Finalmente, mucho se habla de que un diario existe para leer los chismes de una vida o de varias, como si se tratara de hurgar en los “trapitos sucios” puestos al sol. Por esta razón, evitaremos hablar de la relación marital entre John y Mary que atraviesa todos los cuadernos de diario. No sin antes citar una entrada que determinará su postura amorosa e, incluso, religiosa, frente al matrimonio, y reconocer que son muchas aristas las que Cheever es capaz de observar con respecto al vínculo complejo con su esposa:
Quienes se llaman John y Mary jamás se divorcian. Para bien o para mal, en la locura y en la cordura, parece que su nomenclatura rudimentaria los condena a estar juntos para toda la eternidad. Por más que se detesten y desprecien, peleen, lloren y rompan todo, no son libres de divorciarse. Cualquier hijo de vecino se divorcia por un capricho, pero sólo la muerte puede separar a John y Mary [pág. 263]
Cheever plantea así, lateralmente pero con mucha franqueza, una narración de sí que si bien casi carece por completo de fechas, fragmenta lo vivido como una manera de abordar el entorno de a poco, sin que se escapen siquiera los suspiros que se escuchan en una casa. A lo largo del libro, hay un ritmo que se va agotando en la lectura, pero no por el cansancio, mucho menos por falta de maestría. Se trata más bien de la vida que se escurre entre los cuadernos, entre las pequeñeces harto atendidas y magnificadas por la palabra. Al terminar de leer, nos damos cuenta de lo que intuíamos con cada pasaje: las décadas se han esfumado y quedan estas palabras para atesorar por un instante estas aristas ínfimas y dolorosas.
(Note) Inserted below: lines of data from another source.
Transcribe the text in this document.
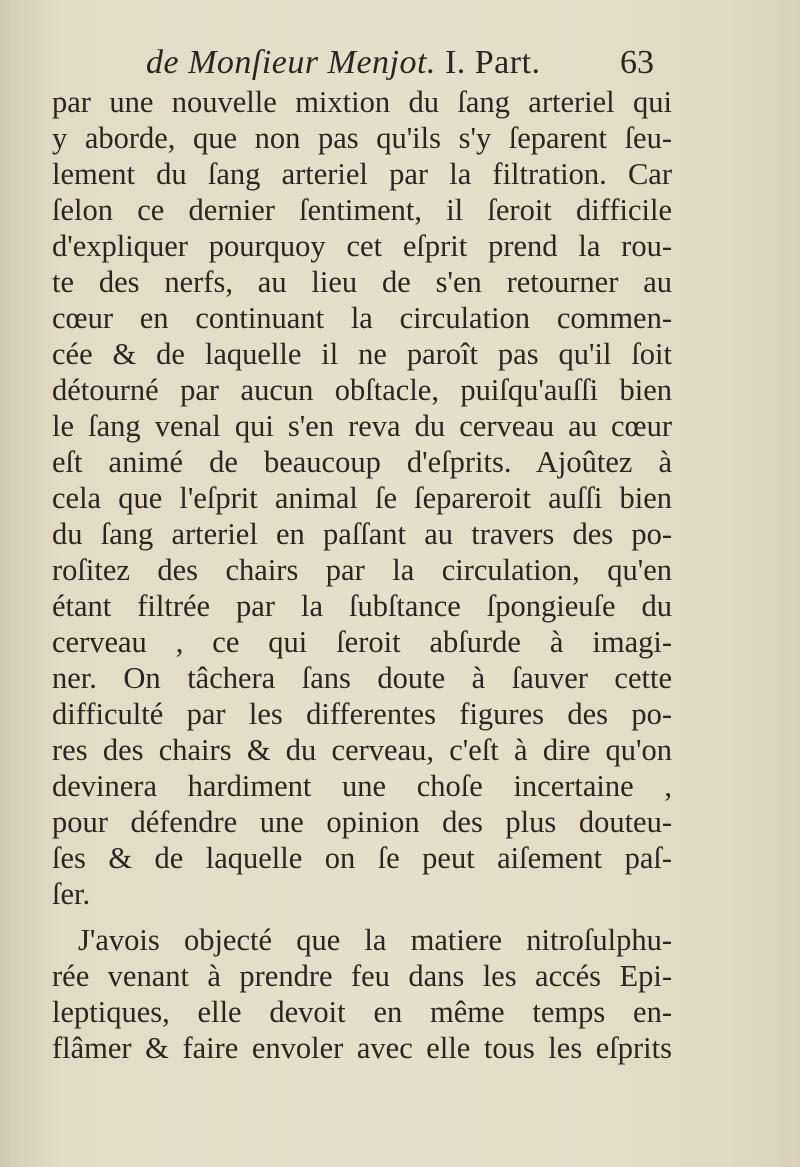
de Monſieur Menjot. I. Part. 63
par une nouvelle mixtion du ſang arteriel qui
y aborde, que non pas qu'ils s'y ſeparent ſeu-
lement du ſang arteriel par la filtration. Car
ſelon ce dernier ſentiment, il ſeroit difficile
d'expliquer pourquoy cet eſprit prend la rou-
te des nerfs, au lieu de s'en retourner au
cœur en continuant la circulation commen-
cée & de laquelle il ne paroît pas qu'il ſoit
détourné par aucun obſtacle, puiſqu'auſſi bien
le ſang venal qui s'en reva du cerveau au cœur
eſt animé de beaucoup d'eſprits. Ajoûtez à
cela que l'eſprit animal ſe ſepareroit auſſi bien
du ſang arteriel en paſſant au travers des po-
roſitez des chairs par la circulation, qu'en
étant filtrée par la ſubſtance ſpongieuſe du
cerveau , ce qui ſeroit abſurde à imagi-
ner. On tâchera ſans doute à ſauver cette
difficulté par les differentes figures des po-
res des chairs & du cerveau, c'eſt à dire qu'on
devinera hardiment une choſe incertaine ,
pour défendre une opinion des plus douteu-
ſes & de laquelle on ſe peut aiſement paſ-
ſer.
J'avois objecté que la matiere nitroſulphu-
rée venant à prendre feu dans les accés Epi-
leptiques, elle devoit en même temps en-
flâmer & faire envoler avec elle tous les eſprits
El diario como evaluación de sí
Esta costumbre de llevar un diario, que suele ser vista como característico de la adolescencia, es sin duda un ejercicio para formar un sentido de quien lo escribe. Puede ser un ejercicio consciente de escritura también, pero lo más valioso de este género de la intimidad tiene que ver con su capacidad de indagar en el ser cuando la escritura atraviesa el registro de una anécdota.
(y anotar en el diario algo vivido es el intento de darle forma a algo que se nos escurre viviéndolo y que al mismo tiempo nos impone la exigencia de no dejarlo pasar, de reflexionarlo, de pensar para tratar de comprenderlo), para escribirlo y decidirlo, decirlo y definirlo, darle contorno en la escritura; o porque simplemente en realidad nada hemos vivido porque todo lo que hemos vivido lo hemos desatendido; o simplemente por pereza (Tratados. Diarios. I: La tentación de escribir, 2008).
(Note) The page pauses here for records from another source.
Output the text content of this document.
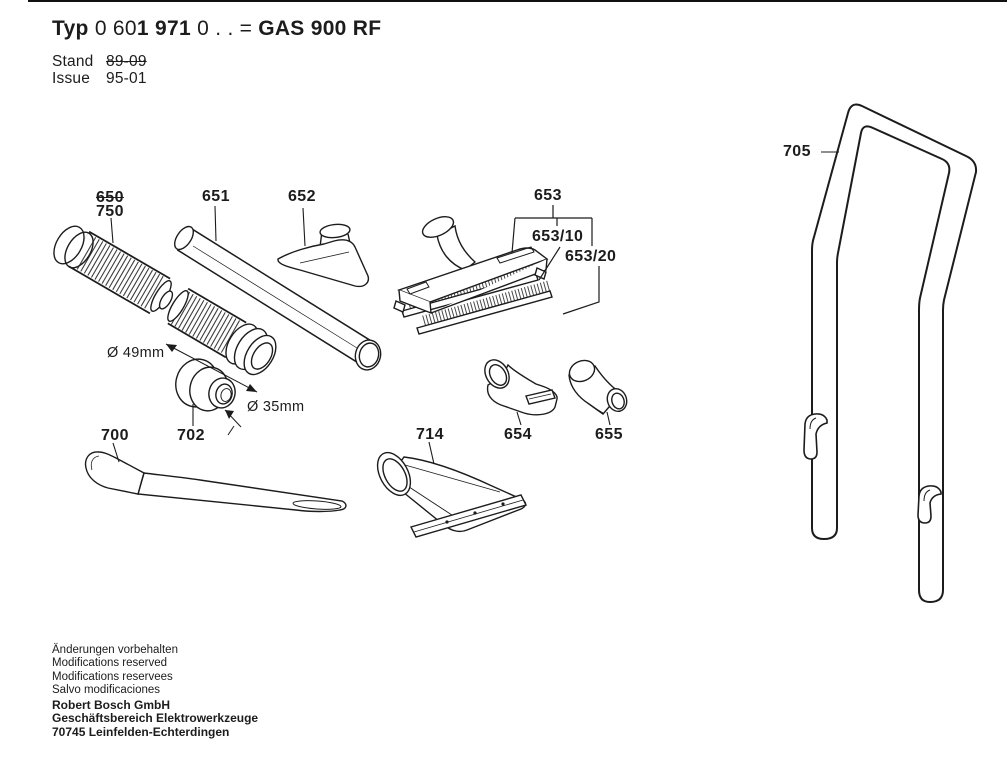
Typ 0 601 971 0 . . = GAS 900 RF
Stand 89-09
Issue 95-01
650
750
651	652	653
653/10
653/20
654	655
700	702	714
705
Ø 49mm
Ø 35mm
Änderungen vorbehalten
Modifications reserved
Modifications reservees
Salvo modificaciones
Robert Bosch GmbH
Geschäftsbereich Elektrowerkzeuge
70745 Leinfelden-Echterdingen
En este diario del poeta, ensayista y profesor venezolano Rafael Castillo Zapata, hay una indagación frecuente de lo que significa llevar un proyecto diarístico como si se hablara de la gran obra de un escritor. Se trata, en sus palabras, de arriesgar la intimidad, esta “forma de lo vivido”, en pos de atener “lo más valioso”. En este género, se rescata la bisagra entre lo real y lo escrito, como si tal dispositivo fuese, a fin de cuentas, una prueba no de haber vivido, sino de haber captado lo resonante del día a día.
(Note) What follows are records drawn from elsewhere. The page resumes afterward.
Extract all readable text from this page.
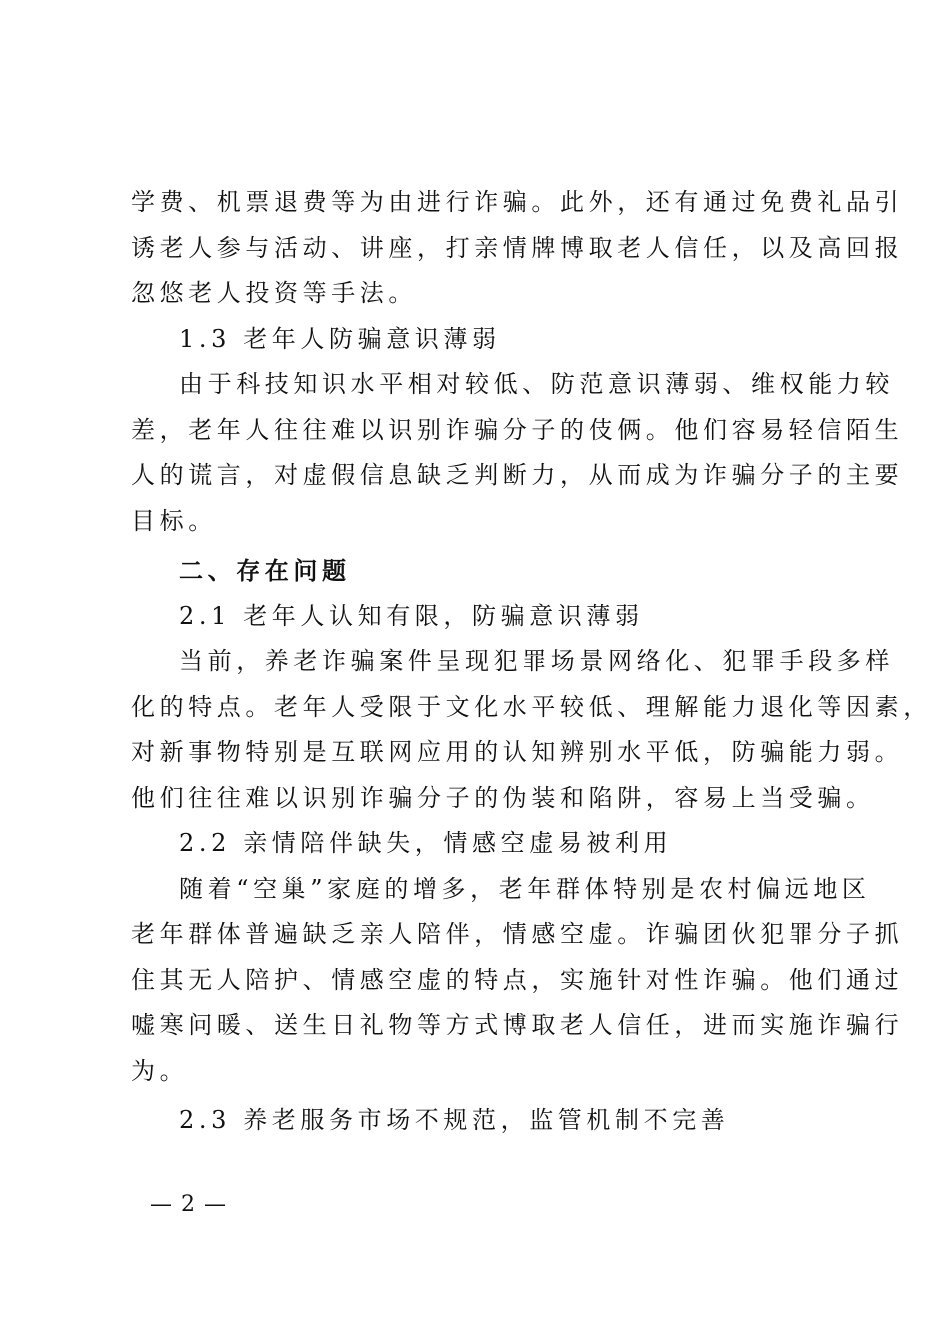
学费、机票退费等为由进行诈骗。此外，还有通过免费礼品引
诱老人参与活动、讲座，打亲情牌博取老人信任，以及高回报
忽悠老人投资等手法。
1.3 老年人防骗意识薄弱
由于科技知识水平相对较低、防范意识薄弱、维权能力较
差，老年人往往难以识别诈骗分子的伎俩。他们容易轻信陌生
人的谎言，对虚假信息缺乏判断力，从而成为诈骗分子的主要
目标。
二、存在问题
2.1 老年人认知有限，防骗意识薄弱
当前，养老诈骗案件呈现犯罪场景网络化、犯罪手段多样
化的特点。老年人受限于文化水平较低、理解能力退化等因素，
对新事物特别是互联网应用的认知辨别水平低，防骗能力弱。
他们往往难以识别诈骗分子的伪装和陷阱，容易上当受骗。
2.2 亲情陪伴缺失，情感空虚易被利用
随着“空巢”家庭的增多，老年群体特别是农村偏远地区
老年群体普遍缺乏亲人陪伴，情感空虚。诈骗团伙犯罪分子抓
住其无人陪护、情感空虚的特点，实施针对性诈骗。他们通过
嘘寒问暖、送生日礼物等方式博取老人信任，进而实施诈骗行
为。
2.3 养老服务市场不规范，监管机制不完善
— 2 —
De esta manera, Castillo Zapata se apoya en un libro fundamental para entender los funcionamientos del yo: Tecnologías del yo, de Michel Foucault. En él, se hace un rastreo histórico de las diversas maneras de ejercitar el registro de sí mismo según cada filosofía o religión. Destaca, de los primeros siglos del cristianismo, la exomologesis, «la expresión dramática del penitente como pecador» (pág. 93), y la exagouresis, «una analítica y continua verbalización de los pensamientos llevada a cabo en relación de la más completa obediencia hacia otro» (ibid.). ¿No es el diario una exteriorización del yo fuera de las fronteras del cuerpo donde confesión y obediencia se transforman en constancia y descubrimiento?
Bibliografía
- Diarios, John Cheever. Emecé, 2007.
- Tecnologías del yo y otros textos afines, Michel Foucault. Paidós, 2008.
- Tratados. Diarios. I: La tentación de escribir, 2008. Rafael Castillo Zapata. La Laguna de Campoma. 2013.